You can move the magnified region around with the joystick and zoom in/out with the rear wheel. I don't see what else it could do.
(continued) Using an OVF you were used to chimping and (hopefully quickly) making adjustments on the fly, post shot. EVF/LCD live view all-the-time disrupts that workflow. Is there still post shot review? Of course, if you want to, but this time it often occurs much later. But for OVF users who have never really experienced the benefits of using a modern EVF/LCD real time live view to set up ALL their shots, as your confidence in the system grows you'll find you rely much less on the post shot review. In turn, this gives you more time to focus on just making the next shot. For that alone, from a versatility and usability standpoint, I can't see myself ever going back to the OVF.

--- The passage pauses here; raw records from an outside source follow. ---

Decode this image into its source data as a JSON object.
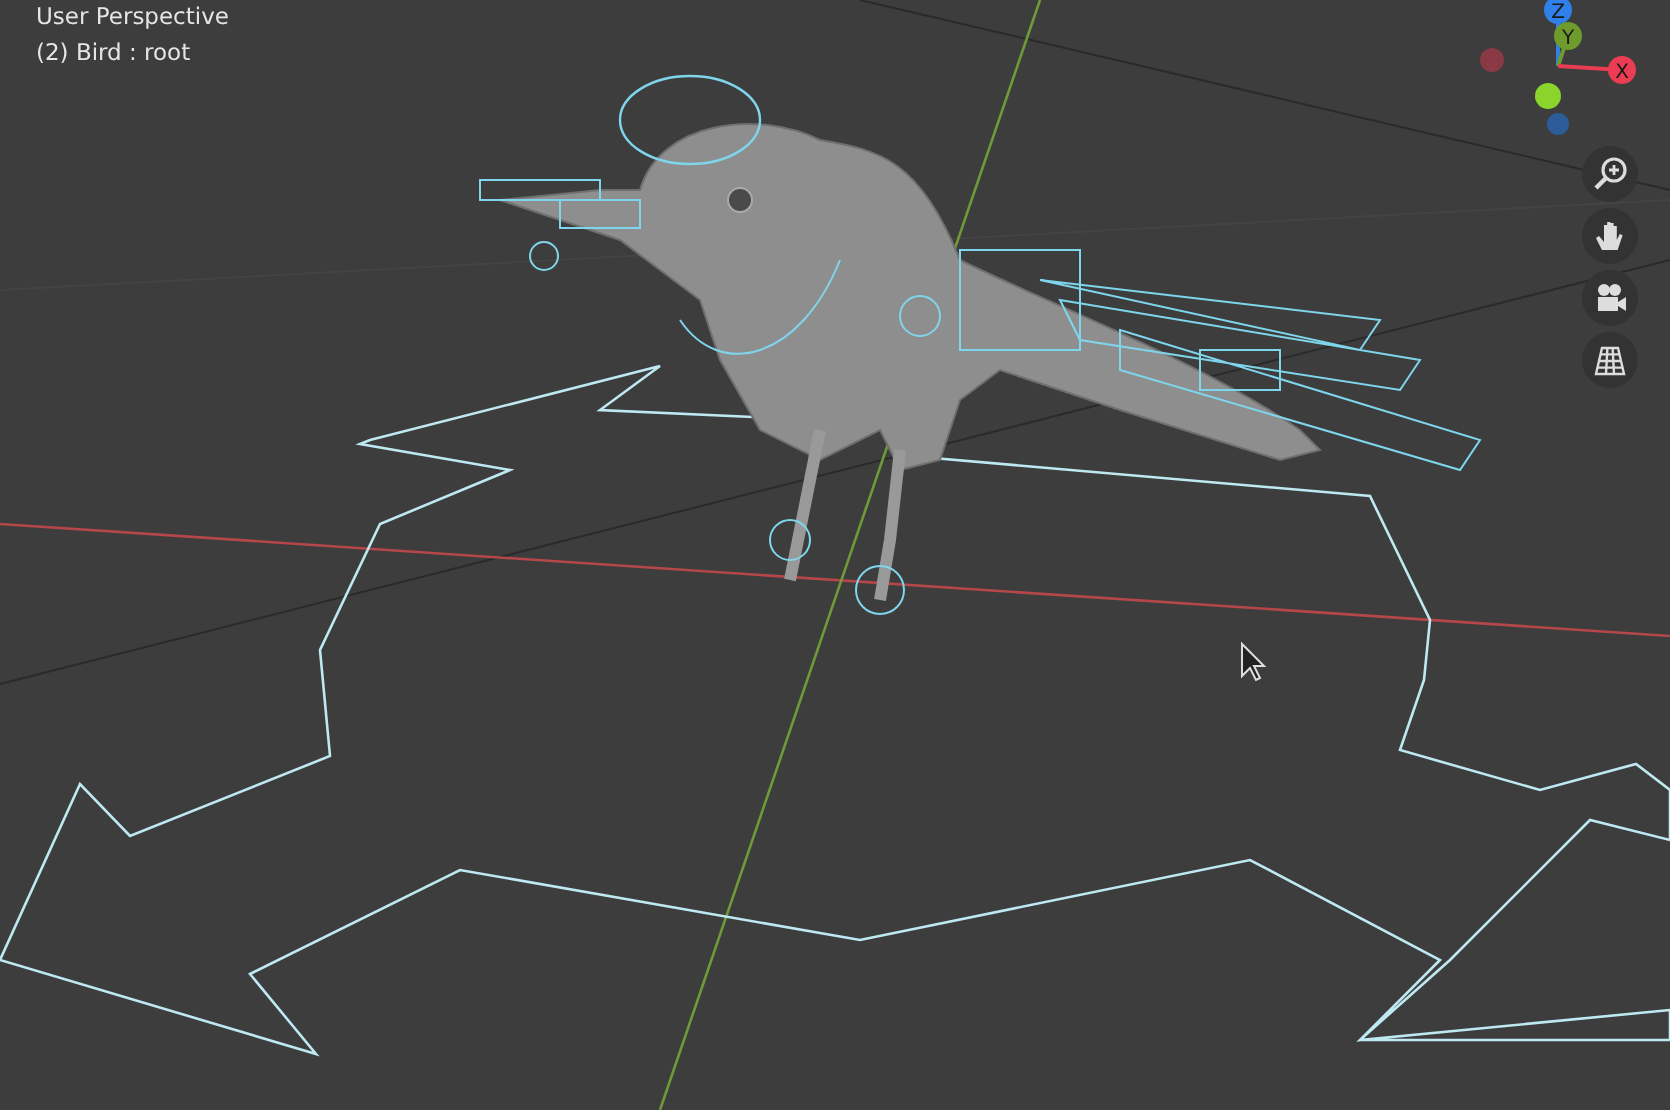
{
  "viewport": {
    "title": "User Perspective",
    "object": "(2) Bird : root"
  },
  "gizmo": {
    "axes": [
      {
        "label": "Z",
        "color": "#2f80e8"
      },
      {
        "label": "Y",
        "color": "#6f9a2c"
      },
      {
        "label": "X",
        "color": "#ea3c52"
      }
    ]
  },
  "tools": [
    {
      "kind": "zoom"
    },
    {
      "kind": "pan"
    },
    {
      "kind": "camera"
    },
    {
      "kind": "grid"
    }
  ]
}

I think that's valid. Going directly to a/the focus point on review to check focus (post-shot) is absolutely sensible, and should at least be an option to tick on/off (wouldn't be much help on focus recompose).
That said, I think K E Hoffman hit the nail on the head. With these EVF type cameras. for me anyway, all the chimping happens prior to the shot. This is so much true that image review on my cameras are always off by default. Check & magnify can be easily done while composing it for critical focus. No time for that and need to get the shot? As long as I'm reasonably confident I'm on the right focus point, firing a short burst (+/- 3 shots) is usually more than adequate to guarantee focus on those shots you need to rush. In fact, more often than not I end up with an ideal choice of every burst shot, all perfectly focused. Shooting with an EVF/LCD full time, in order to capitalize on all the benefits of the new tools, fundamentally (but positively) changes your technique.
I switched on "compare mode" to see how it fares against the Canon 70D, a camera in a similar price range to the Sony A77II (body only Canon 70D is $1000, Sony $900). Lo and behold, they don't compare. DPR categorizes the 70D as "Mid Range...DSLR", the A77II as "Semi-professional...DSLR".
Nikolai Vassiliev: Fine review, but where is usual Performance page with buffer fill speed and other important things?
My observation, entirely unscientific as it is: Having shot the A77II RAW+JPEG for a few months, and having not yet reached a buffer full scenario, perhaps it gets (a bit unfairly) overlooked, simply because it was never a problem. We can tend to take for granted those things that don't impede us.
refillable: Two possibilities. Either that DPR hates A-Mount for some strange reason (which is unlikely), or (if all the things said in the review are objectively true) this is a very good explanation for the abandoning of A-Mount by Sony. The D7200 is much better in many ways based on this review.
@lhkjacky, your observation is right on and gets overlooked by the traditional DSLR crowd that has never tried to use such a beast, at least for an amount of time necessary to make a fair and honest comparison. I would add the ability to pre-chimp and critically check focus and exposure before the shot as part of the normal shooting routine. It isn't just a simple pivot from OVF to EVF, it actually changes the way you shoot in some very positive ways.
Among the questions that would be nice to have answered in the review:
Does it read and copy SDXC card properly? Does it read and copy exFAT formatted cards properly?What card formats does it support?
Some Sony ILCs with cards >=64GB require these card specs, and several standalone devices made in recent years aren't up to the job.